High school students will have a chance to learn about Vernon’s internment camp history.
Copies of the new book ‘Vernon Internment Camp 1914-1920’ were donated to school principals during a launch ceremony Tuesday at W. L. Seaton Secondary.
“This land used to be a jail, an insane asylum, an internment camp and now it’s a high school,” said Lawrna Myers, lead researcher and co-author of the historical collection.
Myers credits her father, not school, with making her aware of Vernon’s dark history at a very young age. “Every time we drove to the Monashee, my father would say “that used to be a prisoner of war camp…”
More than 1,100 men, women and children, mostly of Austro-Hungarian and German descent, were kept against their will and forced to work. Building the highways to Mara, Monashee and Edgewood that many of us travel today.
The book was made possible with grant money from the endowment council of the Canadian First World War Internment Recognition Fund.
Andrea Malysh says she only found out about the “tragic page in Canadian history” in 1997 from her involvement with Vernon’s Ukrainian community.
Sparking her own research, “governments destroyed a lot of documents in 1954, making it very difficult for us to prove and settle a redress settlement,” she says.
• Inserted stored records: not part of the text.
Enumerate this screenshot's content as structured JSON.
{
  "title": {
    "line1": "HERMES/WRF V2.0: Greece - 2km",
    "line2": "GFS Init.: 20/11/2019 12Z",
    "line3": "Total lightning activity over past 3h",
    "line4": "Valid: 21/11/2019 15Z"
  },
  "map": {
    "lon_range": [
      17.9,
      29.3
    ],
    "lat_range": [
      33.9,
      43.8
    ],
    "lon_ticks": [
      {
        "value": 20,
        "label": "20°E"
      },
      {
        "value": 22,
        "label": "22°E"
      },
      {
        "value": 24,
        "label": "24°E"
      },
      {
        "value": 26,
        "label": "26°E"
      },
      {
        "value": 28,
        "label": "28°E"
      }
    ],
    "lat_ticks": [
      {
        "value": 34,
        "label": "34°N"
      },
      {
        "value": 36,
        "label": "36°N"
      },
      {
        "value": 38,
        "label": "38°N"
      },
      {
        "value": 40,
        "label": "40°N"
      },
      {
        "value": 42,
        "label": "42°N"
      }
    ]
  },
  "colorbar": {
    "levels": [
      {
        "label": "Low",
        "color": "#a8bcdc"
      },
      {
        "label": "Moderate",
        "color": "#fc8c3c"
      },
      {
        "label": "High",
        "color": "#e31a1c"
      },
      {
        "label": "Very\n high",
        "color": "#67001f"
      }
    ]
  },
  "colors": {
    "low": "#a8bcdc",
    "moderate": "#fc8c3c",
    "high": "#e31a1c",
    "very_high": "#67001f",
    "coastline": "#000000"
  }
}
Malysh adds: “It took our Ukrainian community 25 years to come to an agreement with the Canadian government.”
That eventual agreement led to a $10,000,000 endowment fund that is used to preserve history and educate.
During a monument unveiling in Nanaimo in 1997, Malysh says she was “lucky enough” to find a Vernon internee, Frank Koshe.
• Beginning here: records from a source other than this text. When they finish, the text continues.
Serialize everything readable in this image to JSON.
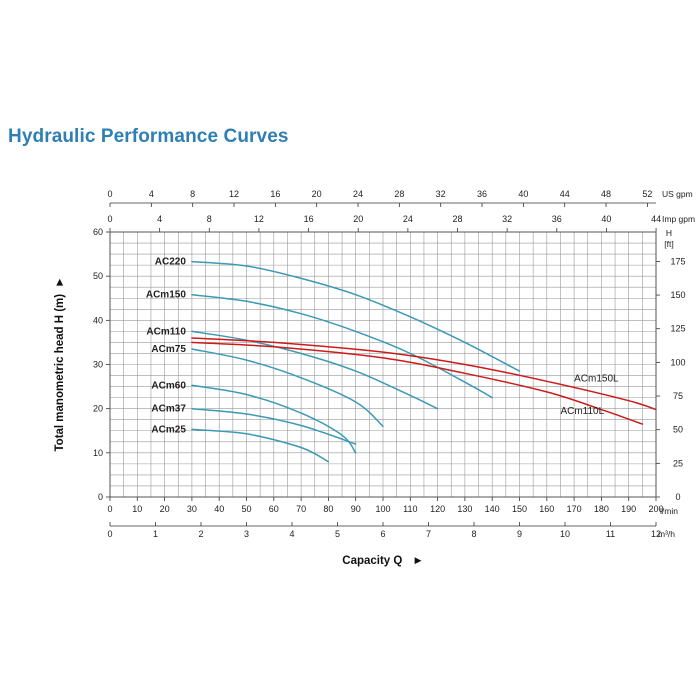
{
  "title": "Hydraulic Performance Curves",
  "colors": {
    "title": "#2f7fb5",
    "pump": "#3a9ab5",
    "pump_l": "#cc1b1b",
    "grid": "#999999"
  },
  "chart_data": {
    "type": "line",
    "xlabel": "Capacity Q",
    "ylabel": "Total manometric head H (m)",
    "xlim": [
      0,
      200
    ],
    "ylim": [
      0,
      60
    ],
    "grid": true,
    "x_unit": "l/min",
    "y_unit_right": "H [ft]",
    "x_ticks": [
      0,
      10,
      20,
      30,
      40,
      50,
      60,
      70,
      80,
      90,
      100,
      110,
      120,
      130,
      140,
      150,
      160,
      170,
      180,
      190,
      200
    ],
    "y_ticks": [
      0,
      10,
      20,
      30,
      40,
      50,
      60
    ],
    "secondary_axes": {
      "us_gpm": {
        "unit": "US gpm",
        "ticks": [
          0,
          4,
          8,
          12,
          16,
          20,
          24,
          28,
          32,
          36,
          40,
          44,
          48,
          52
        ]
      },
      "imp_gpm": {
        "unit": "Imp gpm",
        "ticks": [
          0,
          4,
          8,
          12,
          16,
          20,
          24,
          28,
          32,
          36,
          40,
          44
        ]
      },
      "m3h": {
        "unit": "m³/h",
        "ticks": [
          0,
          1,
          2,
          3,
          4,
          5,
          6,
          7,
          8,
          9,
          10,
          11,
          12
        ]
      },
      "ft": {
        "ticks": [
          0,
          25,
          50,
          75,
          100,
          125,
          150,
          175
        ]
      }
    },
    "series": [
      {
        "name": "AC220",
        "color": "#3a9ab5",
        "x": [
          30,
          50,
          70,
          90,
          110,
          130,
          150
        ],
        "y": [
          53.3,
          52.3,
          49.5,
          45.8,
          40.8,
          35.0,
          28.5
        ]
      },
      {
        "name": "ACm150",
        "color": "#3a9ab5",
        "x": [
          30,
          50,
          70,
          90,
          110,
          130,
          140
        ],
        "y": [
          45.8,
          44.3,
          41.5,
          37.5,
          32.5,
          26.0,
          22.5
        ]
      },
      {
        "name": "ACm110",
        "color": "#3a9ab5",
        "x": [
          30,
          50,
          70,
          90,
          110,
          120
        ],
        "y": [
          37.5,
          35.5,
          32.5,
          28.5,
          23.0,
          20.0
        ]
      },
      {
        "name": "ACm75",
        "color": "#3a9ab5",
        "x": [
          30,
          50,
          70,
          90,
          100
        ],
        "y": [
          33.5,
          31.0,
          27.0,
          21.5,
          16.0
        ]
      },
      {
        "name": "ACm60",
        "color": "#3a9ab5",
        "x": [
          30,
          50,
          70,
          85,
          90
        ],
        "y": [
          25.3,
          23.2,
          19.0,
          14.0,
          10.0
        ]
      },
      {
        "name": "ACm37",
        "color": "#3a9ab5",
        "x": [
          30,
          50,
          70,
          90
        ],
        "y": [
          20.0,
          18.8,
          16.2,
          12.0
        ]
      },
      {
        "name": "ACm25",
        "color": "#3a9ab5",
        "x": [
          30,
          50,
          70,
          80
        ],
        "y": [
          15.3,
          14.3,
          11.2,
          8.0
        ]
      },
      {
        "name": "ACm150L",
        "color": "#cc1b1b",
        "x": [
          30,
          60,
          100,
          130,
          160,
          190,
          200
        ],
        "y": [
          36.0,
          35.0,
          32.8,
          30.0,
          26.2,
          21.8,
          19.8
        ]
      },
      {
        "name": "ACm110L",
        "color": "#cc1b1b",
        "x": [
          30,
          60,
          100,
          130,
          160,
          180,
          195
        ],
        "y": [
          35.0,
          34.0,
          31.5,
          28.0,
          23.8,
          19.8,
          16.5
        ]
      }
    ]
  }
}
He was only six years old at the time, he was incarcerated.
Malysh knew, other than Quebec, Vernon was the only other internment camp to hold women and children. Upon her invitation, Koshe made his first trip back to Vernon for the monument unveiling in MacDonald Park.
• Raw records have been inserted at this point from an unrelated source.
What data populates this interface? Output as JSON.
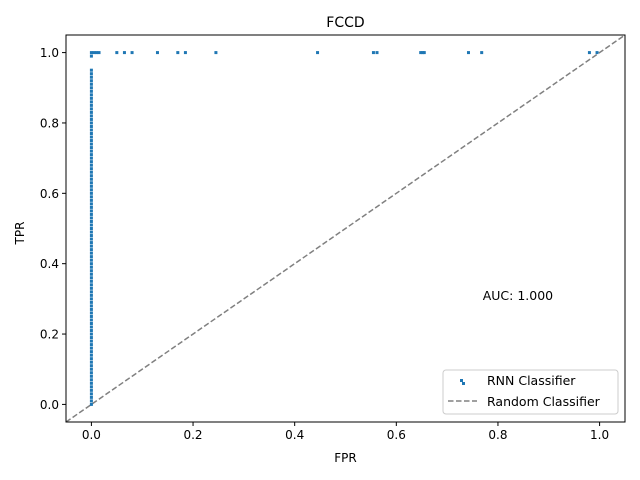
{
  "chart_data": {
    "type": "scatter",
    "title": "FCCD",
    "xlabel": "FPR",
    "ylabel": "TPR",
    "xlim": [
      -0.05,
      1.05
    ],
    "ylim": [
      -0.05,
      1.05
    ],
    "xticks": [
      0.0,
      0.2,
      0.4,
      0.6,
      0.8,
      1.0
    ],
    "yticks": [
      0.0,
      0.2,
      0.4,
      0.6,
      0.8,
      1.0
    ],
    "xtick_labels": [
      "0.0",
      "0.2",
      "0.4",
      "0.6",
      "0.8",
      "1.0"
    ],
    "ytick_labels": [
      "0.0",
      "0.2",
      "0.4",
      "0.6",
      "0.8",
      "1.0"
    ],
    "grid": false,
    "legend_position": "lower-right",
    "annotation": {
      "text": "AUC: 1.000",
      "x": 0.77,
      "y": 0.31
    },
    "series": [
      {
        "name": "RNN Classifier",
        "kind": "scatter",
        "color": "#1f77b4",
        "points": [
          [
            0.0,
            0.0
          ],
          [
            0.0,
            0.01
          ],
          [
            0.0,
            0.02
          ],
          [
            0.0,
            0.03
          ],
          [
            0.0,
            0.04
          ],
          [
            0.0,
            0.05
          ],
          [
            0.0,
            0.06
          ],
          [
            0.0,
            0.07
          ],
          [
            0.0,
            0.08
          ],
          [
            0.0,
            0.09
          ],
          [
            0.0,
            0.1
          ],
          [
            0.0,
            0.11
          ],
          [
            0.0,
            0.12
          ],
          [
            0.0,
            0.13
          ],
          [
            0.0,
            0.14
          ],
          [
            0.0,
            0.15
          ],
          [
            0.0,
            0.16
          ],
          [
            0.0,
            0.17
          ],
          [
            0.0,
            0.18
          ],
          [
            0.0,
            0.19
          ],
          [
            0.0,
            0.2
          ],
          [
            0.0,
            0.21
          ],
          [
            0.0,
            0.22
          ],
          [
            0.0,
            0.23
          ],
          [
            0.0,
            0.24
          ],
          [
            0.0,
            0.25
          ],
          [
            0.0,
            0.26
          ],
          [
            0.0,
            0.27
          ],
          [
            0.0,
            0.28
          ],
          [
            0.0,
            0.29
          ],
          [
            0.0,
            0.3
          ],
          [
            0.0,
            0.31
          ],
          [
            0.0,
            0.32
          ],
          [
            0.0,
            0.33
          ],
          [
            0.0,
            0.34
          ],
          [
            0.0,
            0.35
          ],
          [
            0.0,
            0.36
          ],
          [
            0.0,
            0.37
          ],
          [
            0.0,
            0.38
          ],
          [
            0.0,
            0.39
          ],
          [
            0.0,
            0.4
          ],
          [
            0.0,
            0.41
          ],
          [
            0.0,
            0.42
          ],
          [
            0.0,
            0.43
          ],
          [
            0.0,
            0.44
          ],
          [
            0.0,
            0.45
          ],
          [
            0.0,
            0.46
          ],
          [
            0.0,
            0.47
          ],
          [
            0.0,
            0.48
          ],
          [
            0.0,
            0.49
          ],
          [
            0.0,
            0.5
          ],
          [
            0.0,
            0.51
          ],
          [
            0.0,
            0.52
          ],
          [
            0.0,
            0.53
          ],
          [
            0.0,
            0.54
          ],
          [
            0.0,
            0.55
          ],
          [
            0.0,
            0.56
          ],
          [
            0.0,
            0.57
          ],
          [
            0.0,
            0.58
          ],
          [
            0.0,
            0.59
          ],
          [
            0.0,
            0.6
          ],
          [
            0.0,
            0.61
          ],
          [
            0.0,
            0.62
          ],
          [
            0.0,
            0.63
          ],
          [
            0.0,
            0.64
          ],
          [
            0.0,
            0.65
          ],
          [
            0.0,
            0.66
          ],
          [
            0.0,
            0.67
          ],
          [
            0.0,
            0.68
          ],
          [
            0.0,
            0.69
          ],
          [
            0.0,
            0.7
          ],
          [
            0.0,
            0.71
          ],
          [
            0.0,
            0.72
          ],
          [
            0.0,
            0.73
          ],
          [
            0.0,
            0.74
          ],
          [
            0.0,
            0.75
          ],
          [
            0.0,
            0.76
          ],
          [
            0.0,
            0.77
          ],
          [
            0.0,
            0.78
          ],
          [
            0.0,
            0.79
          ],
          [
            0.0,
            0.8
          ],
          [
            0.0,
            0.81
          ],
          [
            0.0,
            0.82
          ],
          [
            0.0,
            0.83
          ],
          [
            0.0,
            0.84
          ],
          [
            0.0,
            0.85
          ],
          [
            0.0,
            0.86
          ],
          [
            0.0,
            0.87
          ],
          [
            0.0,
            0.88
          ],
          [
            0.0,
            0.89
          ],
          [
            0.0,
            0.9
          ],
          [
            0.0,
            0.91
          ],
          [
            0.0,
            0.92
          ],
          [
            0.0,
            0.93
          ],
          [
            0.0,
            0.94
          ],
          [
            0.0,
            0.95
          ],
          [
            0.0,
            0.99
          ],
          [
            0.0,
            1.0
          ],
          [
            0.005,
            1.0
          ],
          [
            0.01,
            1.0
          ],
          [
            0.015,
            1.0
          ],
          [
            0.05,
            1.0
          ],
          [
            0.065,
            1.0
          ],
          [
            0.08,
            1.0
          ],
          [
            0.13,
            1.0
          ],
          [
            0.17,
            1.0
          ],
          [
            0.185,
            1.0
          ],
          [
            0.245,
            1.0
          ],
          [
            0.445,
            1.0
          ],
          [
            0.555,
            1.0
          ],
          [
            0.562,
            1.0
          ],
          [
            0.648,
            1.0
          ],
          [
            0.652,
            1.0
          ],
          [
            0.655,
            1.0
          ],
          [
            0.742,
            1.0
          ],
          [
            0.768,
            1.0
          ],
          [
            0.98,
            1.0
          ],
          [
            0.995,
            1.0
          ]
        ]
      },
      {
        "name": "Random Classifier",
        "kind": "line",
        "style": "dashed",
        "color": "#808080",
        "x": [
          -0.05,
          1.05
        ],
        "y": [
          -0.05,
          1.05
        ]
      }
    ]
  }
}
“It was very emotional for him, he spent six years of his life behind barbed wire, not understanding why,” recounts Malysh, who has spent her life “trying to right that wrong and educate people about this history.”
“This is all about civil liberties and in a time now where our War Measures Act was implemented four times now in Canadian history, people have to understand that we have rights and we have to uphold our civil liberties in times of domestic crisis,” says Malysh. “It was wrong four times in history … so it’s a very relevant story today.”
Since 2015, Don McNair, Vivian Elgie and Jerry Thompson have collaborated with Myers to author the book, which contains biographical sketches of the lives of the internees, photographs, as well as reaction from citizens of Vernon.
“There were many who died of ‘the barbed wire disease’ – and the worst is when people can’t tell their story,” said Myers.